Tam anlamıyla ayrımcı bir uygulama. Ayrımcılık bununla da sınırlı değil aynı torba yasada 25 yaş altı çalışanların hayatından çalacak bir büyük düzenleme daha var. Ayda 10 günün altında çalışan 25 yaş altı gençlerin emeklilik primi bile yatırılmayacak. Yani bu çalışma süresi emeklilik için gerekli prim günü sayılmayacak. 25 yaş altındaki gençlerin adeta ömründen çalınıyor bu düzenleme ile. Aynı torba yasa içinde işverenler için ise fazlasıyla teşvik olduğu görülüyor. Bu haliyle emek düşmanı bir düzenleme ile karşı karşıya olduğumuz ortada. Bu ayrımcı uygulamanın kıdem tazminatının gasp edilmesine yönelik asıl büyük amacın bir ön adımı olduğunun hepimiz farkındayız.

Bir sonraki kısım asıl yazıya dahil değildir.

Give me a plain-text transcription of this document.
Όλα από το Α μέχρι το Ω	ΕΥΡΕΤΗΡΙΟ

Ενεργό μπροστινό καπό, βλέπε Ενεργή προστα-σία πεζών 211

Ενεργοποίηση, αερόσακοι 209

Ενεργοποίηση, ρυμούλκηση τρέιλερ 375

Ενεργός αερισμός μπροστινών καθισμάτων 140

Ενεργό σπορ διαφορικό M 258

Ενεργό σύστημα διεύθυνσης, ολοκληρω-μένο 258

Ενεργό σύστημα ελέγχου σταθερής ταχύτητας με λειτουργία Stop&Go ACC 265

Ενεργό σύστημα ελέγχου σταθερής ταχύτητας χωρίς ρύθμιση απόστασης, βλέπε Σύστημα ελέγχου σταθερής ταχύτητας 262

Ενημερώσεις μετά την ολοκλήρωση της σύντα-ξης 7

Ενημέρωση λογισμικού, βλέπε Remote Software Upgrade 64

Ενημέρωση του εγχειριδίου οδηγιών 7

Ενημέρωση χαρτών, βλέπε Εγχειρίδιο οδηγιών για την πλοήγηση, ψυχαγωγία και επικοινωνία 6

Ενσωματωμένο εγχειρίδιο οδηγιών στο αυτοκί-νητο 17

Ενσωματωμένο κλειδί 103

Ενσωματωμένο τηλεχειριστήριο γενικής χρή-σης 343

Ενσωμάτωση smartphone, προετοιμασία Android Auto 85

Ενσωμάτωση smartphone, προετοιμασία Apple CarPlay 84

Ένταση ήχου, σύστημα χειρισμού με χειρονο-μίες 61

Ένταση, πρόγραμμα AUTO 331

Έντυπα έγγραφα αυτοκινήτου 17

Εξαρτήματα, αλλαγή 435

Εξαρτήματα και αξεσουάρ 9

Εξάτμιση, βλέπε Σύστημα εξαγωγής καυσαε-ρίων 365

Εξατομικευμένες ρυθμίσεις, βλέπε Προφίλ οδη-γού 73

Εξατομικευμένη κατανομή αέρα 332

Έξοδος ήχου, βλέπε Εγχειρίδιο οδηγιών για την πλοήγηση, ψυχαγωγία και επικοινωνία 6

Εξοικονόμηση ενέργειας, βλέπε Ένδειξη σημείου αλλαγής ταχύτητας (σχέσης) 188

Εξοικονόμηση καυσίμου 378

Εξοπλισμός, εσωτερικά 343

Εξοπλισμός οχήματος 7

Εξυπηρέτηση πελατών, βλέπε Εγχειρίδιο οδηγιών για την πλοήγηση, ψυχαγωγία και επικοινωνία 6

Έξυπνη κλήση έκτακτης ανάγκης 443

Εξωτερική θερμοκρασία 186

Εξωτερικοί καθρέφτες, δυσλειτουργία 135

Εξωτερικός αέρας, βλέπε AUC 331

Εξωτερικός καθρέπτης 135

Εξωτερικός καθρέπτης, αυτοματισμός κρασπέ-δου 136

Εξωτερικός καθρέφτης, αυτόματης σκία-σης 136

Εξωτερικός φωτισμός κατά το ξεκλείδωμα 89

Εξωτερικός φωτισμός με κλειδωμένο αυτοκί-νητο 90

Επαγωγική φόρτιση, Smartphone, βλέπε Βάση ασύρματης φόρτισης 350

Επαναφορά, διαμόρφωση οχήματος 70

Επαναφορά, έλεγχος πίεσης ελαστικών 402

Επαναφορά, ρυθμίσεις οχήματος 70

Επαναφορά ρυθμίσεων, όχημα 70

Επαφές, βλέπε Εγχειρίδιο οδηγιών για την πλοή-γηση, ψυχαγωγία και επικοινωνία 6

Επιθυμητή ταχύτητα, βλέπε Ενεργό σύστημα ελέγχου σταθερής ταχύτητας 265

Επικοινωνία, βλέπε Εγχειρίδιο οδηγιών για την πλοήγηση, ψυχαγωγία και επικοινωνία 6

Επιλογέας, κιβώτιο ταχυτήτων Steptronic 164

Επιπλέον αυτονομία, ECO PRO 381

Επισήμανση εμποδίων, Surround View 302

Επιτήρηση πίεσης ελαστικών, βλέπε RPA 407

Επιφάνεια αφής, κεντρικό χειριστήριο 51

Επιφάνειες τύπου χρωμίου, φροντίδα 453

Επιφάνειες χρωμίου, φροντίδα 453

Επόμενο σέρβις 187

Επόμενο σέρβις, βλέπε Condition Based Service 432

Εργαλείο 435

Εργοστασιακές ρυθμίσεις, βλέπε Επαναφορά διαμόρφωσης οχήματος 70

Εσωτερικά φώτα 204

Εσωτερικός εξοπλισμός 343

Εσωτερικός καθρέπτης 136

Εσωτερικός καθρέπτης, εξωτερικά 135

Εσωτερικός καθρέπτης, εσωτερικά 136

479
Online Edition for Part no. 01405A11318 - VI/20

Yasanın geri çekilmesi için 3 Kasım’da Türkiye’nin en büyük üç işçi sendikaları konfederasyonu DİSK, Hak iş ve Türk İş ortak bir açıklama yaptı. DİSK 11 farklı bölgede eş zamanlı eylemler yaparken DİSK’e bağlı sendikalar da işyeri düzeyinde eylemler yaparak hükümeti uyardı.
Dilek Aslan’ın ve bizlerin geleceği için, güvencesiz çalışmanın önündeki son bent olan kıdem tazminatını korumak için şimdi en etkili ve kapsamlı direnişi örgütlemek zorundayız.